Sobre los paisajes: «A decir verdad, siendo sincero, y porque no
quiero mentir, nada de lo que ha sido hecho por la mano del hombre
me gusta tanto como los bruscos paisajes de Dios. Ni siquiera un
lienzo pintado en Roma por Claude el Lorenés. Ni un grabado a buril
de Morin. Ni el puerto de Brujas. Ni el castillo de Tiberio en el golfo
de Salerno. Prefiero el océano Atlántico a la Casa de Oro o al tesoro
del emperador Alejandro. El Coliseo, al pie del monte Oppio, no es
tan bello como una tormenta».
En cuanto había tormenta, el grabador salía de su casa y erraba
por los montes.
Claude, a quien llamaban el Lorenés, le dijo un día a Meaume el
Grabador: «¿Cómo podéis saber lo que se oculta bajo la apariencia de
todas las cosas? Yo no lo consigo. Jamás he sabido adivinar los
cuerpos femeninos que deseaba a través de las telas que me separaban
de esas formas. No veía más que los colores y sus irisaciones. Una y
otra vez me han sorprendido mis errores».
Meaume le contestó: «Sois pintor. No sois un grabador dedicado
al negro y al blanco, es decir, a la concupiscencia. Una vez, en un
puerto libre de Flandes, me sentí trastornado».

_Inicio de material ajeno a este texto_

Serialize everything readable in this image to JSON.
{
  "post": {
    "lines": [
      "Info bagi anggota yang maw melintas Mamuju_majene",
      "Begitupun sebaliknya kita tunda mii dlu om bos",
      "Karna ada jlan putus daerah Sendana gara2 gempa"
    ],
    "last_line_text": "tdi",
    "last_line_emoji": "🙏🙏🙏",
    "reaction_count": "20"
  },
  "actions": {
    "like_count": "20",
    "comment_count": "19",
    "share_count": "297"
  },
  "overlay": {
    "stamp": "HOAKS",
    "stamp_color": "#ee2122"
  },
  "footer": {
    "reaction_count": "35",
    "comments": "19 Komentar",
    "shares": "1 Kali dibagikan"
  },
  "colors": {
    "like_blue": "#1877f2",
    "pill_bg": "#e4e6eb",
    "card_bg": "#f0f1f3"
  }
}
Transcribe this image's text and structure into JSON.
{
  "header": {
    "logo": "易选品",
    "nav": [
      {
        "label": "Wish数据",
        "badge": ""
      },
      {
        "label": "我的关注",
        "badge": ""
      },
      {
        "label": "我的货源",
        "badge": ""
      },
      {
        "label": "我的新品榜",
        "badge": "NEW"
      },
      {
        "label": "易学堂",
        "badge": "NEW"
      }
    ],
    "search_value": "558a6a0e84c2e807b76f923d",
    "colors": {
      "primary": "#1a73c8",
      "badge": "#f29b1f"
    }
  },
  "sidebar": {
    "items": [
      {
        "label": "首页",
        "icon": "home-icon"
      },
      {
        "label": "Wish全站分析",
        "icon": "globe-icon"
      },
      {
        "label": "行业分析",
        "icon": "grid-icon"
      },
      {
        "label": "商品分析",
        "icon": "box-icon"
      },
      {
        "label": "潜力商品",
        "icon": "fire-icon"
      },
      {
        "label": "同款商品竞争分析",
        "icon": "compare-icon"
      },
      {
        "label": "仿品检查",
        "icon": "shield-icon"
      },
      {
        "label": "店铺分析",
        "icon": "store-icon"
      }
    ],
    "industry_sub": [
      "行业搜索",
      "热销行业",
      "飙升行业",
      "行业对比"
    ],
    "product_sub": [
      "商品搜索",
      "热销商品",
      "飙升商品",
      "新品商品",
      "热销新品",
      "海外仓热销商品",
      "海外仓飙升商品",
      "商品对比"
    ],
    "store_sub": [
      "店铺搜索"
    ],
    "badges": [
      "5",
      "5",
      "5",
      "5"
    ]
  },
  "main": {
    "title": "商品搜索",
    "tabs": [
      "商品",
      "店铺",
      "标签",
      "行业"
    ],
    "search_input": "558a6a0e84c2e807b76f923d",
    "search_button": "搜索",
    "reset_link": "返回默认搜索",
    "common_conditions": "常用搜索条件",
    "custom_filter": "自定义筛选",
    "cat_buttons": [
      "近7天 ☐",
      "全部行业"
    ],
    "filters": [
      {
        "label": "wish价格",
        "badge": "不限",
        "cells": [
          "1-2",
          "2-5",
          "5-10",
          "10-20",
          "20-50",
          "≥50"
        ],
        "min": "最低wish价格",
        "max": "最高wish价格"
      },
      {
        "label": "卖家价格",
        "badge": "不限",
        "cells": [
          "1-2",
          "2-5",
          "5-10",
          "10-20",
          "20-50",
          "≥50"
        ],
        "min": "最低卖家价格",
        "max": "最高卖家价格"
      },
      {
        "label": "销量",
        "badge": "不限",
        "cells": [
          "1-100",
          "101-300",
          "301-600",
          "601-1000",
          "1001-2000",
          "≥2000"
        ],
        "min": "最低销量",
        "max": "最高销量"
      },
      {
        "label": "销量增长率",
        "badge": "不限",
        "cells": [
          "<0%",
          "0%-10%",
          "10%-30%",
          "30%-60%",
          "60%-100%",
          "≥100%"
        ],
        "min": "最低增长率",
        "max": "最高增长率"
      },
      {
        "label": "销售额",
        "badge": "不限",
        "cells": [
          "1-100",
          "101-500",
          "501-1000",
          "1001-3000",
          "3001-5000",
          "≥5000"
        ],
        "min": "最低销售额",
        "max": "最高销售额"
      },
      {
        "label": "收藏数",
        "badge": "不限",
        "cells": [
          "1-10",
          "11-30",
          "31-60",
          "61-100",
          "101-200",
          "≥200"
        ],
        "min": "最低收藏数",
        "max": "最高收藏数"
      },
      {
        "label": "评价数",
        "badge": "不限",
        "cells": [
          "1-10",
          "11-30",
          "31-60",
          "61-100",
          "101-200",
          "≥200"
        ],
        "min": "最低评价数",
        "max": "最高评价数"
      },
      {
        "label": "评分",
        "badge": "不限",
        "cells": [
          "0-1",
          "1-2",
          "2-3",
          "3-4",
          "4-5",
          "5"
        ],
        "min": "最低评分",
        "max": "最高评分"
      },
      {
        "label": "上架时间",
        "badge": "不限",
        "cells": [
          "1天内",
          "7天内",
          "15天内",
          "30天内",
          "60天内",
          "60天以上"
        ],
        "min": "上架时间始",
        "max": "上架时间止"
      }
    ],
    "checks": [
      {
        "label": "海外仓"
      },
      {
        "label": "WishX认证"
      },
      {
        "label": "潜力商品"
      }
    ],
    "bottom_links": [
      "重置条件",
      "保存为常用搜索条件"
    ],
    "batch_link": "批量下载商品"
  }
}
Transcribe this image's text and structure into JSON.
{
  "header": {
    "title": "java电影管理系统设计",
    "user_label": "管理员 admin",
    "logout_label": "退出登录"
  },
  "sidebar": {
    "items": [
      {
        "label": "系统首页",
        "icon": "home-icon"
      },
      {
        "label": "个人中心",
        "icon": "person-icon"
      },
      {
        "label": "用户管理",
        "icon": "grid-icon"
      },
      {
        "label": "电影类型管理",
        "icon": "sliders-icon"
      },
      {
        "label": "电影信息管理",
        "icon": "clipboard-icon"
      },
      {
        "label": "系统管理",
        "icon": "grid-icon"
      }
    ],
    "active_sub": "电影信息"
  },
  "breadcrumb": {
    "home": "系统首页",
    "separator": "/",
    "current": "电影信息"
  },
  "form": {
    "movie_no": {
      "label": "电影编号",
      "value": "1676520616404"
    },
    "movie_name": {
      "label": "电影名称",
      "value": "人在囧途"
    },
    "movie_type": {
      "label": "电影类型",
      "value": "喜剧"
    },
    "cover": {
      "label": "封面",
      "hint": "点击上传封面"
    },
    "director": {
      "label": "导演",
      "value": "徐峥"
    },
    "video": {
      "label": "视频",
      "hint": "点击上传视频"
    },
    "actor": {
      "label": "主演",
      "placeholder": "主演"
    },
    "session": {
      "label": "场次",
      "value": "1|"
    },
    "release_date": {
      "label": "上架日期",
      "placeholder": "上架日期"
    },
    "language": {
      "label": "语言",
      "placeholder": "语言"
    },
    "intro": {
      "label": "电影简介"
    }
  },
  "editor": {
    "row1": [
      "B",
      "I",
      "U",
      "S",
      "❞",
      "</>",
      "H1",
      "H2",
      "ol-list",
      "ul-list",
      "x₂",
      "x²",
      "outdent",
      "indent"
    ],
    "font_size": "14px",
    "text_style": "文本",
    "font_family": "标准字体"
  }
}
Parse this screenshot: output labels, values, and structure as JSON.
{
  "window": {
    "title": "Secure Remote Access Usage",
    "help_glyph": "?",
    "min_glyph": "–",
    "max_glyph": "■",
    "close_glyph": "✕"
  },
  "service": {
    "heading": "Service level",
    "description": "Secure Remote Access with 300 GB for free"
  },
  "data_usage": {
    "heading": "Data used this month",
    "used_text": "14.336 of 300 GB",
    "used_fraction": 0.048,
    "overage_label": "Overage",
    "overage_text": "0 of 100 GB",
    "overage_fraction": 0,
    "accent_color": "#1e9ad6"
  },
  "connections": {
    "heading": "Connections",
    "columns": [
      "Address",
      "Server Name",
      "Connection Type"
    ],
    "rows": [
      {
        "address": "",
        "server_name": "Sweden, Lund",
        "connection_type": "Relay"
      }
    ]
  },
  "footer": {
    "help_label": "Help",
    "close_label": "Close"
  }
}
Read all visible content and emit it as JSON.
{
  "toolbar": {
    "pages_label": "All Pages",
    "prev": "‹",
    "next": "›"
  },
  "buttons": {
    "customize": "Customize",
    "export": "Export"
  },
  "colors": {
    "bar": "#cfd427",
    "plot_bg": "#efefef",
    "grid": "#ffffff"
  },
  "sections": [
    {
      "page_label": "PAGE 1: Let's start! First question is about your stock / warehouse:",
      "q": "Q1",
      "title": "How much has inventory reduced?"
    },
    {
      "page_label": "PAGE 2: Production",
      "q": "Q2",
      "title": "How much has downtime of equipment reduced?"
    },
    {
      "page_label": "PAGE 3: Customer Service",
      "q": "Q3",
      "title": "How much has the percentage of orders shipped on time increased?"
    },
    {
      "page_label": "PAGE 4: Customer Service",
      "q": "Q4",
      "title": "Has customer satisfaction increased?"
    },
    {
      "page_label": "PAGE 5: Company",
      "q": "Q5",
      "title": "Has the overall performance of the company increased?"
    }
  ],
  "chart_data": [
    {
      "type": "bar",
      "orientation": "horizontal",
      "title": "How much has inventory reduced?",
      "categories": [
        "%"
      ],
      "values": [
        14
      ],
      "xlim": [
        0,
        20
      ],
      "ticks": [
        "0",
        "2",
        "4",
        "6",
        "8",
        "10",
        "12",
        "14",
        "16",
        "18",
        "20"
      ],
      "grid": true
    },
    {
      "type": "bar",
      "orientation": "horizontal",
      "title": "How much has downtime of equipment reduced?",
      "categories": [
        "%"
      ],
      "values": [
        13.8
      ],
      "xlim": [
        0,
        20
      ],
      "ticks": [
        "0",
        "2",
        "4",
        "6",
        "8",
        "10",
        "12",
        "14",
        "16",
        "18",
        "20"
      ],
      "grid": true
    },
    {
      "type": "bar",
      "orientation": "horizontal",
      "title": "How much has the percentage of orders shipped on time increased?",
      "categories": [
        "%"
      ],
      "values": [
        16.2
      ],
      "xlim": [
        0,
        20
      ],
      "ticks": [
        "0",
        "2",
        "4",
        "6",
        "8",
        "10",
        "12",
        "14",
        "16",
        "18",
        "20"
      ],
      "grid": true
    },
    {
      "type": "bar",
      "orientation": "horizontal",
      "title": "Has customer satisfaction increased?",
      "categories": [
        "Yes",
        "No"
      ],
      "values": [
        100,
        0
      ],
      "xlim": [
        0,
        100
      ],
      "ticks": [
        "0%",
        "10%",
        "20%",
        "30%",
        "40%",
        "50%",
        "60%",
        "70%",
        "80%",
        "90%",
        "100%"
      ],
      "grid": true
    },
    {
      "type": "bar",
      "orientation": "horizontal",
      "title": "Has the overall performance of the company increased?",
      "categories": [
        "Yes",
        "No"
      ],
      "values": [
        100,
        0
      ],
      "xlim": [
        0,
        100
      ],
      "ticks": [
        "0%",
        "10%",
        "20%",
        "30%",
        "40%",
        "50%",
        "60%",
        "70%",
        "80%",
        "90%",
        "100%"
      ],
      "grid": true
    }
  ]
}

Claude Gelée, llamado el Lorenés, dijo: «Si no hay apariencias de
este mundo, no se pueden pintar imágenes de él. Sólo se puede pintar
la luz que quema sus formas.
—¿De qué luz habláis?
—Hablo de la luz que lo ilumina.
—¿Y creéis que el sol quema la tierra que ilumina?
—Sí.
—Quizá tengáis razón.
—Creo que la luz del sol es lo único bello, porque permite
descubrir todas las cosas. Por eso ahora vivo en Roma y no en Saint-
Dié o en Lunéville.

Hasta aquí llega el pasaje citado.